Before reading Catherine Barter's latest YA novel, We Played With Fire, I had absolutely no idea who the Fox Sisters were, but I'm a massive fan of Gothic fiction and this book positively radiated it. That and its intriguing tagline - 'the spirit-talking Fox Sisters await you' - was enough to lure me into finding out more about these mysterious sisters. Post-reading and I honestly have not stopping thinking about this book since.


Largely credited with kick-starting the Spiritualist Movement, the three Fox Sisters from New York, made great fortune and, even greater headlines, during the mid-nineteenth century when they revealed they could communicate with the dead. Many deemed the girl's 'gifts' as a profitable hoax and the authenticity behind their séances continue to this day to stir riveting conversations and debates. Were the teenage girls’ masters of exploitation, or did their rapture for childish trickery and imagination stem from something much greater, and far sinister? It's this ambiguous tension that Barter masterfully teases with in We Played With Fire, laying bare the darker, unsettling possibilities of the unknown, all beautifully intertwined in an irresistible slice of history.

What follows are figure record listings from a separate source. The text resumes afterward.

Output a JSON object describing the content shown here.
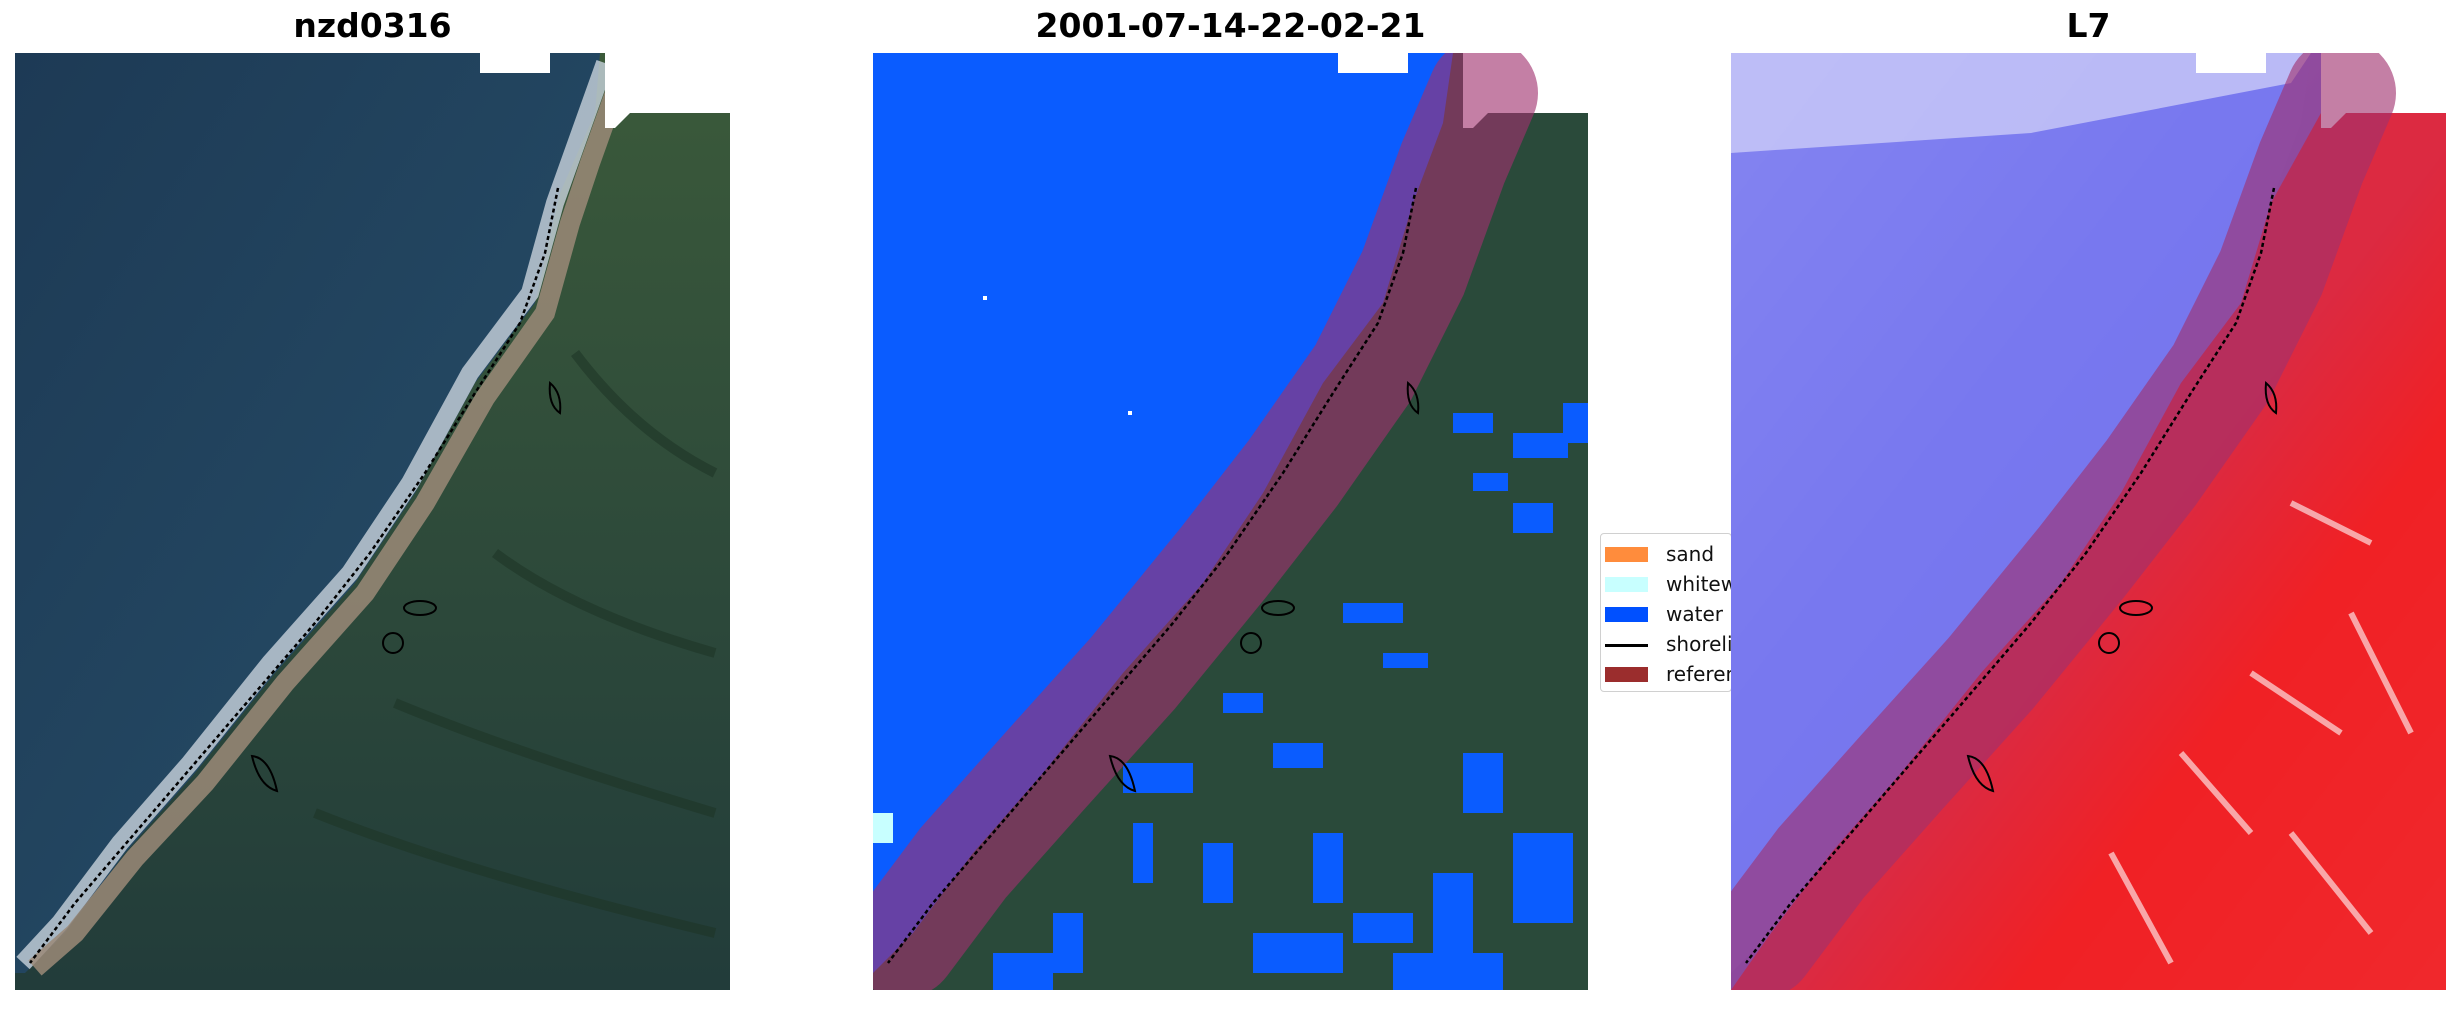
{
  "panels": [
    {
      "title": "nzd0316"
    },
    {
      "title": "2001-07-14-22-02-21"
    },
    {
      "title": "L7"
    }
  ],
  "legend": {
    "items": [
      {
        "label": "sand",
        "color": "#ff8c3c",
        "kind": "patch"
      },
      {
        "label": "whitewater",
        "color": "#c8ffff",
        "kind": "patch"
      },
      {
        "label": "water",
        "color": "#0050ff",
        "kind": "patch"
      },
      {
        "label": "shoreline",
        "color": "#000000",
        "kind": "line"
      },
      {
        "label": "reference shoreline buffer",
        "color": "#9b2d2d",
        "kind": "patch"
      }
    ]
  },
  "colors": {
    "sea": "#21405a",
    "land": "#2b4a35",
    "beach": "#9a8a76",
    "surf": "#cfd8e2",
    "water_class": "#0a5cff",
    "buffer_overlay": "#a0306e",
    "index_blue": "#7b7bf0",
    "index_red": "#f01e23"
  }
}
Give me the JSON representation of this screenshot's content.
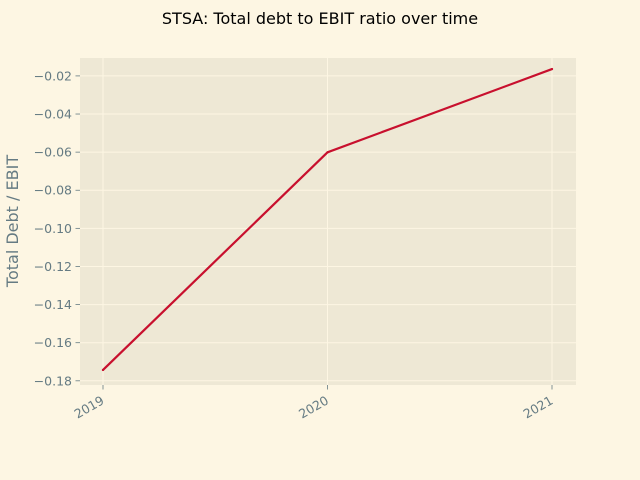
{
  "chart_data": {
    "type": "line",
    "title": "STSA: Total debt to EBIT ratio over time",
    "xlabel": "",
    "ylabel": "Total Debt / EBIT",
    "x": [
      "2019",
      "2020",
      "2021"
    ],
    "series": [
      {
        "values": [
          -0.1743,
          -0.0601,
          -0.0164
        ]
      }
    ],
    "ylim": [
      -0.1822,
      -0.0106
    ],
    "yticks": [
      "−0.18",
      "−0.16",
      "−0.14",
      "−0.12",
      "−0.10",
      "−0.08",
      "−0.06",
      "−0.04",
      "−0.02"
    ],
    "ytick_values": [
      -0.18,
      -0.16,
      -0.14,
      -0.12,
      -0.1,
      -0.08,
      -0.06,
      -0.04,
      -0.02
    ],
    "grid": true,
    "legend": "none",
    "colors": {
      "figure_bg": "#fdf6e3",
      "plot_bg": "#eee8d5",
      "line": "#c8102e",
      "grid": "#fdf6e3",
      "text": "#657b83"
    }
  }
}
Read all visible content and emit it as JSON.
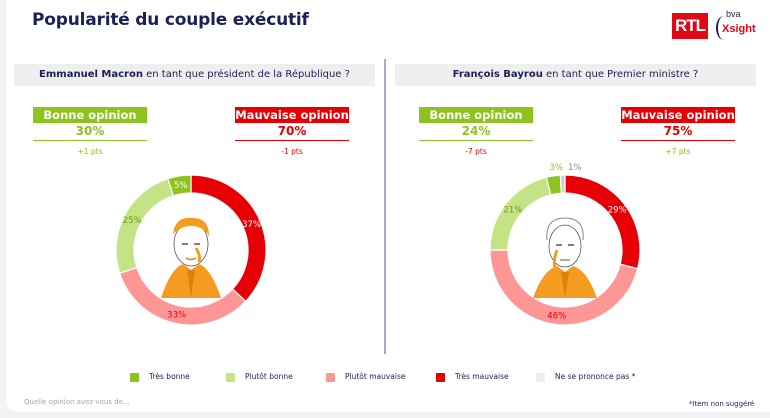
{
  "header": {
    "title": "Popularité du couple exécutif",
    "logo_rtl": "RTL",
    "logo_bva_top": "bva",
    "logo_bva_bottom": "Xsight"
  },
  "panels": [
    {
      "name_bold": "Emmanuel Macron",
      "question_rest": " en tant que président de la République ?",
      "bonne": {
        "label": "Bonne opinion",
        "value": "30%",
        "delta": "+1 pts"
      },
      "mauvaise": {
        "label": "Mauvaise opinion",
        "value": "70%",
        "delta": "-1 pts"
      }
    },
    {
      "name_bold": "François Bayrou",
      "question_rest": " en tant que Premier ministre ?",
      "bonne": {
        "label": "Bonne opinion",
        "value": "24%",
        "delta": "-7 pts"
      },
      "mauvaise": {
        "label": "Mauvaise opinion",
        "value": "75%",
        "delta": "+7 pts"
      }
    }
  ],
  "legend": [
    {
      "label": "Très bonne",
      "color": "#8cc31e"
    },
    {
      "label": "Plutôt bonne",
      "color": "#c3e384"
    },
    {
      "label": "Plutôt mauvaise",
      "color": "#ff9696"
    },
    {
      "label": "Très mauvaise",
      "color": "#e60005"
    },
    {
      "label": "Ne se prononce pas *",
      "color": "#efefef"
    }
  ],
  "footer": {
    "question": "Quelle opinion avez-vous de...",
    "note": "*Item non suggéré"
  },
  "colors": {
    "title": "#1b1f5a",
    "green": "#8cc31e",
    "red": "#e60005",
    "divider": "#a9a9cc"
  },
  "chart_data": [
    {
      "type": "pie",
      "title": "Emmanuel Macron en tant que président de la République ?",
      "categories": [
        "Très mauvaise",
        "Plutôt mauvaise",
        "Plutôt bonne",
        "Très bonne",
        "Ne se prononce pas *"
      ],
      "values": [
        37,
        33,
        25,
        5,
        0
      ],
      "labels": [
        "37%",
        "33%",
        "25%",
        "5%",
        ""
      ],
      "colors": [
        "#e60005",
        "#ff9696",
        "#c3e384",
        "#8cc31e",
        "#cfcfcf"
      ],
      "label_colors": [
        "#ffffff",
        "#e60005",
        "#6a9b1a",
        "#ffffff",
        "#ffffff"
      ],
      "donut": true
    },
    {
      "type": "pie",
      "title": "François Bayrou en tant que Premier ministre ?",
      "categories": [
        "Très mauvaise",
        "Plutôt mauvaise",
        "Plutôt bonne",
        "Très bonne",
        "Ne se prononce pas *"
      ],
      "values": [
        29,
        46,
        21,
        3,
        1
      ],
      "labels": [
        "29%",
        "46%",
        "21%",
        "3%",
        "1%"
      ],
      "colors": [
        "#e60005",
        "#ff9696",
        "#c3e384",
        "#8cc31e",
        "#cfcfcf"
      ],
      "label_colors": [
        "#ffffff",
        "#e60005",
        "#6a9b1a",
        "#ffffff",
        "#ffffff"
      ],
      "donut": true
    }
  ]
}
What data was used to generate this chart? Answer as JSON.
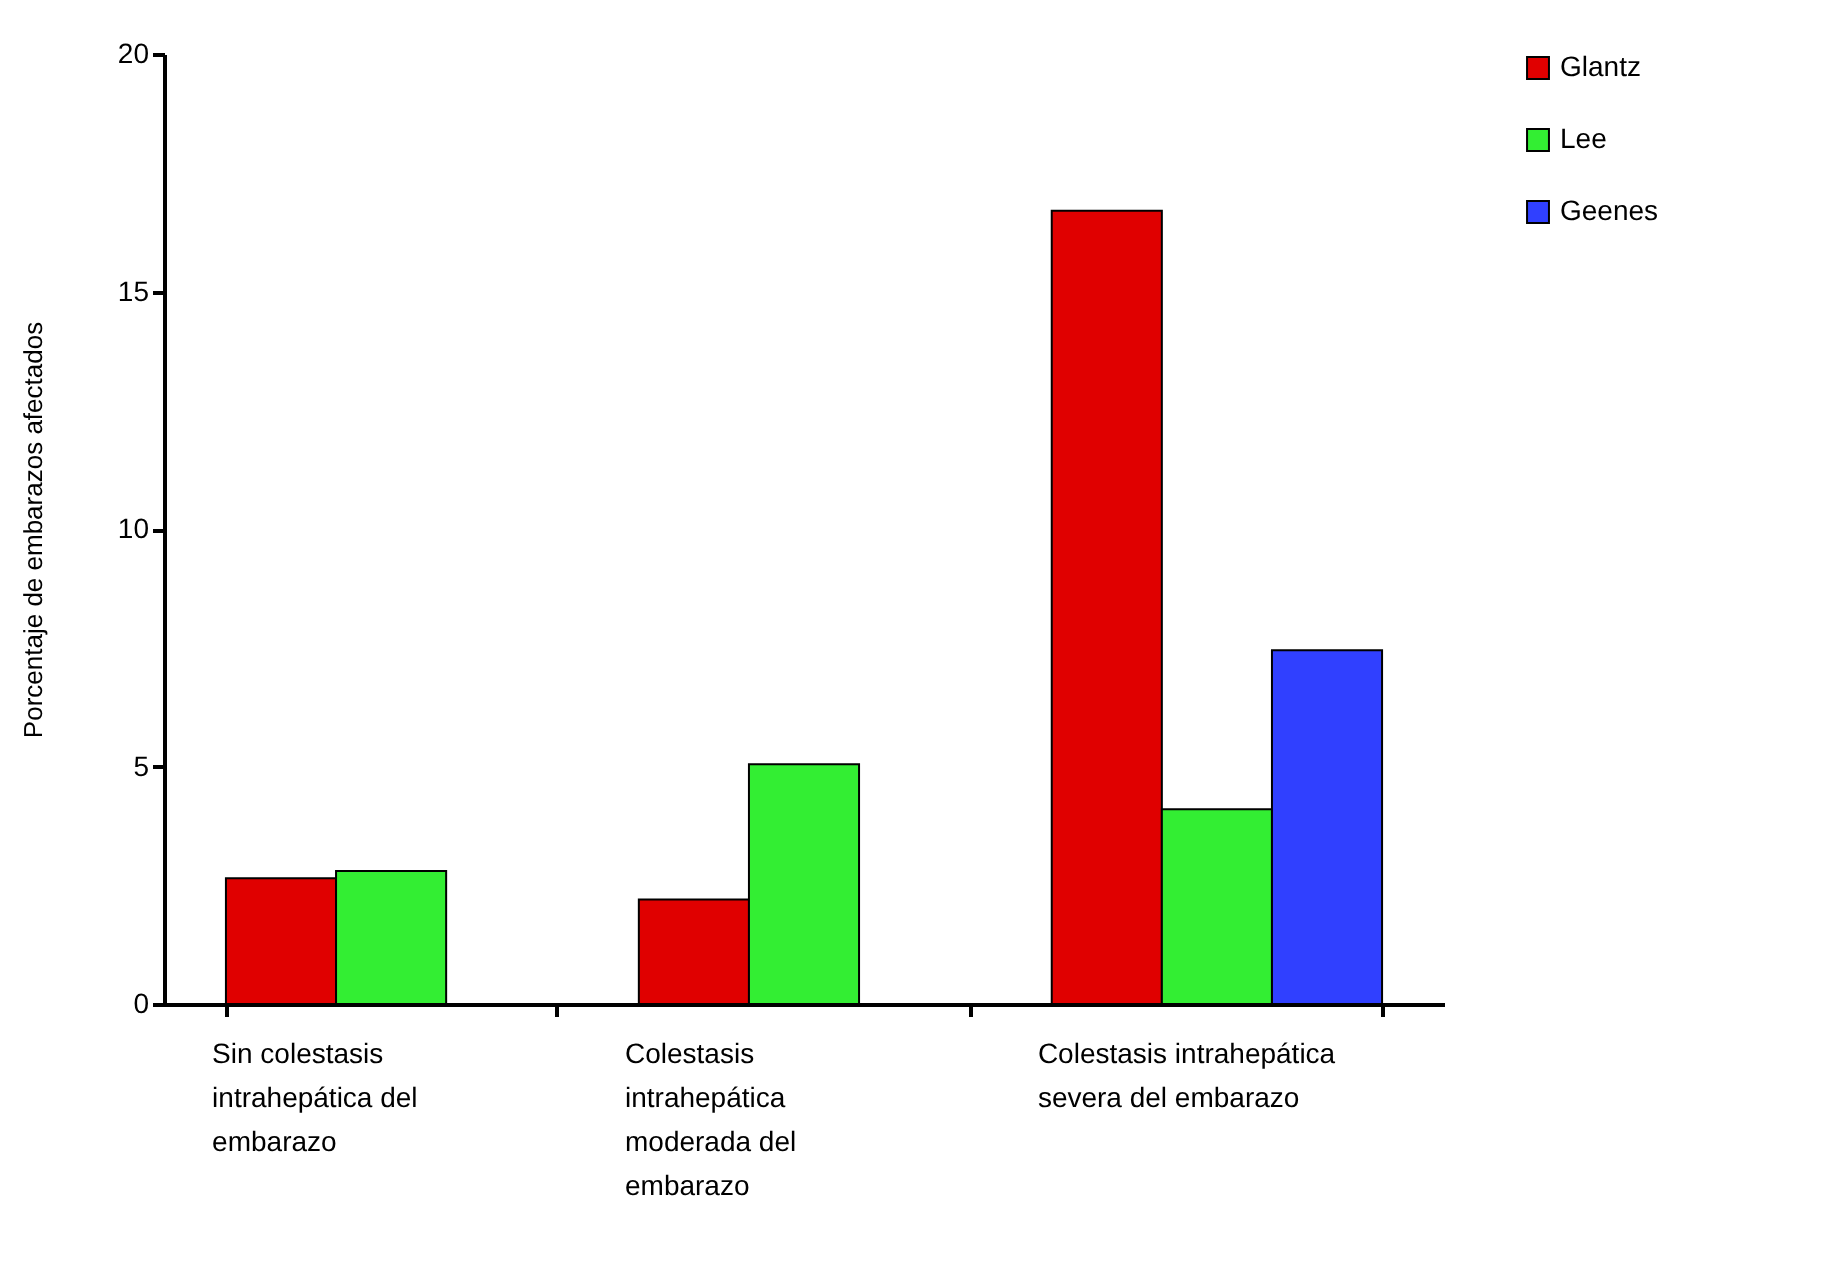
{
  "chart_data": {
    "type": "bar",
    "ylabel": "Porcentaje de embarazos afectados",
    "categories": [
      "Sin colestasis intrahepática del embarazo",
      "Colestasis intrahepática moderada del embarazo",
      "Colestasis intrahepática severa del embarazo"
    ],
    "series": [
      {
        "name": "Glantz",
        "color": "#e00000",
        "values": [
          2.65,
          2.2,
          16.7
        ]
      },
      {
        "name": "Lee",
        "color": "#33ee33",
        "values": [
          2.8,
          5.05,
          4.1
        ]
      },
      {
        "name": "Geenes",
        "color": "#3040ff",
        "values": [
          null,
          null,
          7.45
        ]
      }
    ],
    "ylim": [
      0,
      20
    ],
    "yticks": [
      0,
      5,
      10,
      15,
      20
    ],
    "grid": false,
    "legend": "right"
  }
}
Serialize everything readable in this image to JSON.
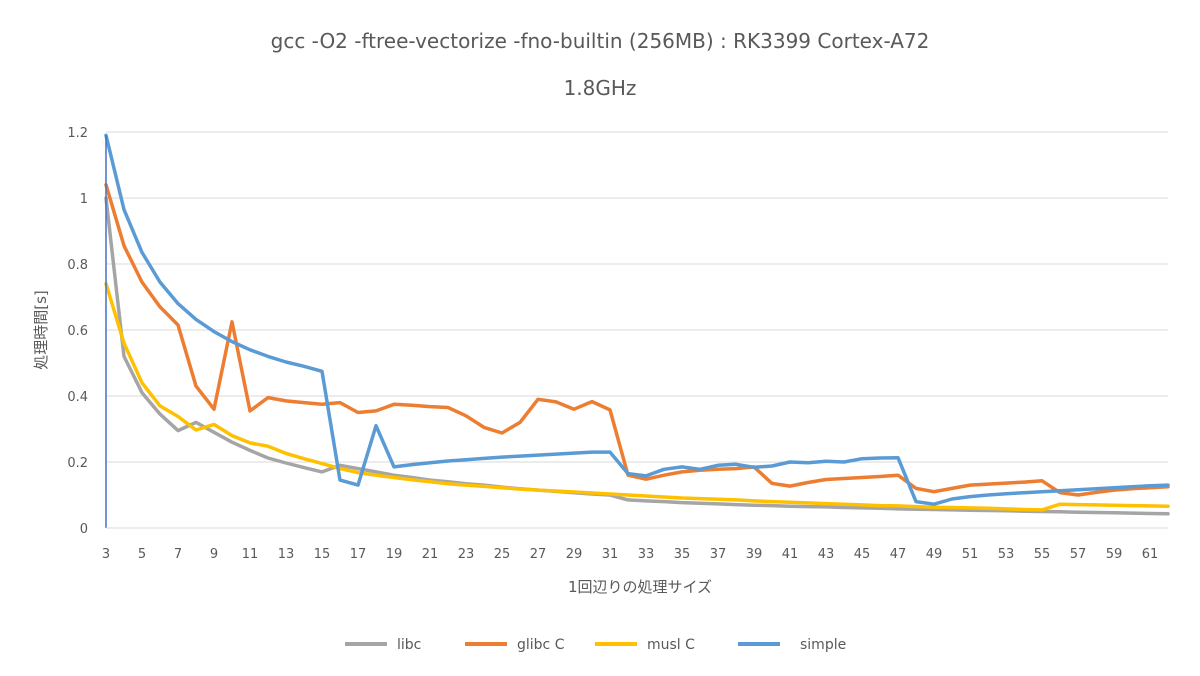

When 15-year-old Maggie Fox is incriminated in a terrible event, no one believes her when she claims it was a ghost. When the family flee the scandal to spend the winter in upstate New York in a remote, freezing farmhouse, Maggie and her younger sister Kate turn their angry boredom into supernatural tricks. But when the house starts to make menacing sounds of its own, Maggie, Kate and Leah quickly find themselves in a wild whirlwind of spirits, sightings and séances.


Deliciously arresting and hauntingly atmospheric, Barter writes with such a hypnotic, commanding voice that it had me hanging on every word. Coupled with her ability to stir up an uneasy and eerie tension that you could cut with a knife, We Played With Fire is a heart-pounding, page-turning feat.


And seamlessly weaved into this stirring spiritualist plot of toe cracks and theatricals is a historical landscape peppered with engaging conversations surrounding radical politics, religion, women's rights, abolition, and other progressive social movements and activism. With a background in American Cultural Studies, Barter writes with an unquestionable knowledge of the period and its events and it's this validity that makes We Played With Fire so much more than just a ghost story. Notable figures like the radical Quakers, Amy and Isaac Post, and the antislavery campaigner Frederick Douglass make an appearance and touch on the worldly topics of the Underground Railroad, the Suffrage Movement and the 1848 Rochester women's rights convention. And all of this is rooted in an undeniable feminist heart that silently screams empowerment and rebellion against oppression and authority.


The Fox Sisters

Fraudsters or not, I honestly take my hat off to the Fox Sisters. In a society that gave women little to no voice, the sisters bravely shunned the world into silence and from it they paved a way for a new movement that rivalled the pre-existing, conformist notions. Whether it was intentional or not, they saw a power and potential behind their raps and toes cracks and made an impressive livelihood out of it. And all while they were teenagers - the youngest sister, Kate Fox, was just eleven years old when the first 'ghostly' encounter took place!


We Played With Fire is a thought-provoking, richly layered novel, saturated with the whispered undertones of the great literary classics, The Haunting of Hill House by Shirley Jackson and Arthur Miller's The Crucible. It's fierce, it's feminist, and it's perfect for fans of Frances Hardinge and Deirdre Sullivan.


YA book clubs, I dare you not to read this!